I can't remember who recommended this book to me. It must have been the author or a friend of his, because it's a fairly shallow dive into a seemingly random array of books, many of which I've never heard of, let alone read.
And the dive isn't particularly illuminating. I don't know what I was expecting when the way in was the choice of title and alternative never-weres, but it seems like the author wasn't either, as we get occasional recitations of the plot or true history behind a work, some ruminations on what was going on in the work's author's life, and some of the titles which lost out or a fairly obvious etymological dissection of the actual title.

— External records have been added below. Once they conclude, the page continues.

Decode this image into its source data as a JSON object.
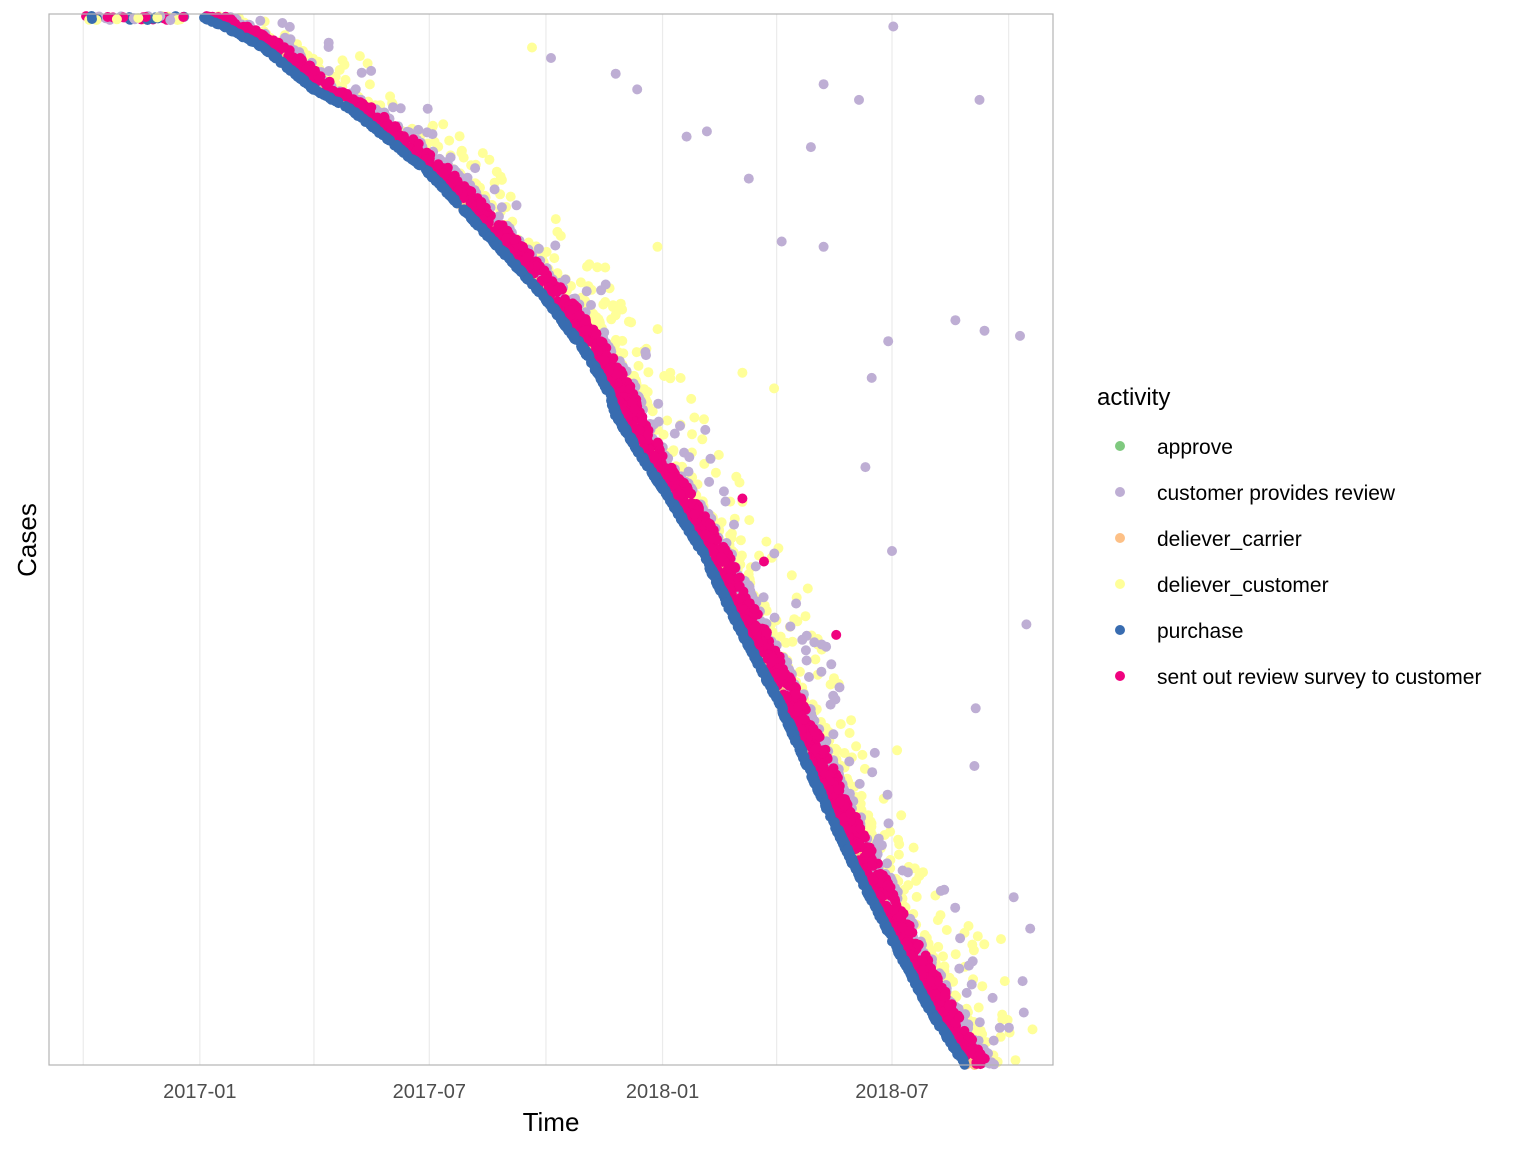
{
  "chart_data": {
    "type": "scatter",
    "title": "",
    "xlabel": "Time",
    "ylabel": "Cases",
    "xlim": [
      "2016-09-04",
      "2018-11-05"
    ],
    "grid": true,
    "x_ticks": [
      {
        "value": "2016-10-01",
        "label": ""
      },
      {
        "value": "2017-01-01",
        "label": "2017-01"
      },
      {
        "value": "2017-04-01",
        "label": ""
      },
      {
        "value": "2017-07-01",
        "label": "2017-07"
      },
      {
        "value": "2017-10-01",
        "label": ""
      },
      {
        "value": "2018-01-01",
        "label": "2018-01"
      },
      {
        "value": "2018-04-01",
        "label": ""
      },
      {
        "value": "2018-07-01",
        "label": "2018-07"
      },
      {
        "value": "2018-10-01",
        "label": ""
      }
    ],
    "legend": {
      "title": "activity",
      "position": "right",
      "entries": [
        {
          "label": "approve",
          "color": "#7fc97f"
        },
        {
          "label": "customer provides review",
          "color": "#beaed4"
        },
        {
          "label": "deliever_carrier",
          "color": "#fdc086"
        },
        {
          "label": "deliever_customer",
          "color": "#ffff99"
        },
        {
          "label": "purchase",
          "color": "#386cb0"
        },
        {
          "label": "sent out review survey to customer",
          "color": "#f0027f"
        }
      ]
    },
    "purchase_trend": [
      [
        "2016-10-01",
        0.0
      ],
      [
        "2016-12-31",
        0.0
      ],
      [
        "2017-01-20",
        0.01
      ],
      [
        "2017-02-20",
        0.03
      ],
      [
        "2017-04-01",
        0.07
      ],
      [
        "2017-05-01",
        0.09
      ],
      [
        "2017-06-01",
        0.12
      ],
      [
        "2017-07-01",
        0.15
      ],
      [
        "2017-08-01",
        0.19
      ],
      [
        "2017-09-01",
        0.23
      ],
      [
        "2017-10-01",
        0.27
      ],
      [
        "2017-11-01",
        0.32
      ],
      [
        "2017-11-20",
        0.36
      ],
      [
        "2017-11-25",
        0.38
      ],
      [
        "2017-12-10",
        0.41
      ],
      [
        "2018-01-01",
        0.45
      ],
      [
        "2018-02-01",
        0.51
      ],
      [
        "2018-03-01",
        0.58
      ],
      [
        "2018-04-01",
        0.65
      ],
      [
        "2018-05-01",
        0.73
      ],
      [
        "2018-06-01",
        0.81
      ],
      [
        "2018-07-01",
        0.88
      ],
      [
        "2018-08-01",
        0.95
      ],
      [
        "2018-08-28",
        1.0
      ]
    ],
    "note_y": "y is relative case rank (0 = first case, 1 = last case); the y axis has no tick labels",
    "outliers": [
      {
        "activity": "customer provides review",
        "x": "2018-07-02",
        "y": 0.01
      },
      {
        "activity": "customer provides review",
        "x": "2018-09-08",
        "y": 0.08
      },
      {
        "activity": "customer provides review",
        "x": "2018-06-05",
        "y": 0.08
      },
      {
        "activity": "customer provides review",
        "x": "2018-05-08",
        "y": 0.065
      },
      {
        "activity": "customer provides review",
        "x": "2018-04-28",
        "y": 0.125
      },
      {
        "activity": "customer provides review",
        "x": "2018-04-05",
        "y": 0.215
      },
      {
        "activity": "customer provides review",
        "x": "2018-03-10",
        "y": 0.155
      },
      {
        "activity": "customer provides review",
        "x": "2018-05-08",
        "y": 0.22
      },
      {
        "activity": "customer provides review",
        "x": "2018-08-20",
        "y": 0.29
      },
      {
        "activity": "customer provides review",
        "x": "2018-09-12",
        "y": 0.3
      },
      {
        "activity": "customer provides review",
        "x": "2018-10-10",
        "y": 0.305
      },
      {
        "activity": "customer provides review",
        "x": "2018-06-28",
        "y": 0.31
      },
      {
        "activity": "customer provides review",
        "x": "2018-06-15",
        "y": 0.345
      },
      {
        "activity": "customer provides review",
        "x": "2018-06-10",
        "y": 0.43
      },
      {
        "activity": "customer provides review",
        "x": "2018-07-01",
        "y": 0.51
      },
      {
        "activity": "customer provides review",
        "x": "2018-10-15",
        "y": 0.58
      },
      {
        "activity": "customer provides review",
        "x": "2018-09-05",
        "y": 0.66
      },
      {
        "activity": "customer provides review",
        "x": "2018-09-04",
        "y": 0.715
      },
      {
        "activity": "customer provides review",
        "x": "2018-10-05",
        "y": 0.84
      },
      {
        "activity": "customer provides review",
        "x": "2018-10-18",
        "y": 0.87
      },
      {
        "activity": "customer provides review",
        "x": "2018-10-12",
        "y": 0.92
      },
      {
        "activity": "customer provides review",
        "x": "2018-10-13",
        "y": 0.95
      },
      {
        "activity": "customer provides review",
        "x": "2017-10-05",
        "y": 0.04
      },
      {
        "activity": "customer provides review",
        "x": "2017-11-25",
        "y": 0.055
      },
      {
        "activity": "customer provides review",
        "x": "2017-12-12",
        "y": 0.07
      },
      {
        "activity": "customer provides review",
        "x": "2018-01-20",
        "y": 0.115
      },
      {
        "activity": "customer provides review",
        "x": "2018-02-05",
        "y": 0.11
      },
      {
        "activity": "deliever_customer",
        "x": "2017-09-20",
        "y": 0.03
      },
      {
        "activity": "deliever_customer",
        "x": "2017-12-28",
        "y": 0.22
      },
      {
        "activity": "deliever_customer",
        "x": "2018-03-05",
        "y": 0.34
      },
      {
        "activity": "deliever_customer",
        "x": "2018-03-30",
        "y": 0.355
      },
      {
        "activity": "deliever_customer",
        "x": "2018-07-05",
        "y": 0.7
      },
      {
        "activity": "deliever_customer",
        "x": "2018-09-25",
        "y": 0.88
      },
      {
        "activity": "deliever_customer",
        "x": "2018-09-28",
        "y": 0.92
      },
      {
        "activity": "sent out review survey to customer",
        "x": "2018-05-18",
        "y": 0.59
      },
      {
        "activity": "sent out review survey to customer",
        "x": "2018-03-22",
        "y": 0.52
      },
      {
        "activity": "sent out review survey to customer",
        "x": "2018-03-05",
        "y": 0.46
      }
    ]
  }
}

It's written a little better than I'm making out, but it's scattergun and slapdash, and doesn't have much insight.
The most interesting thing by far is the testy exchange between Arthur Guittermann and Arthur Conan Doyle, in which Guittermann penned "The Case Of The Inferior Sleuth", a scorching critique in a fantastic sonnet accusing Doyle of denigrating Poe's seminal detective Dupin and of downplaying his influence on the character of Holmes. Doyle riposte was equally scorching, and also in sonnet form, explaining patiently that it is Holmes who denigrates Dupin, as a character flaw, and that it is obvious that Doyle venerates him and acknowledges the influence, you dickwad. He didn't use exactly that language, but it's pretty clear it was probably in the first draft.
There, I've told you the best bit: no need to read this one. A far book for this type of thing is Alastair Grey's The Book Of Prefaces, which were i reading it now would get all the stars avaialble.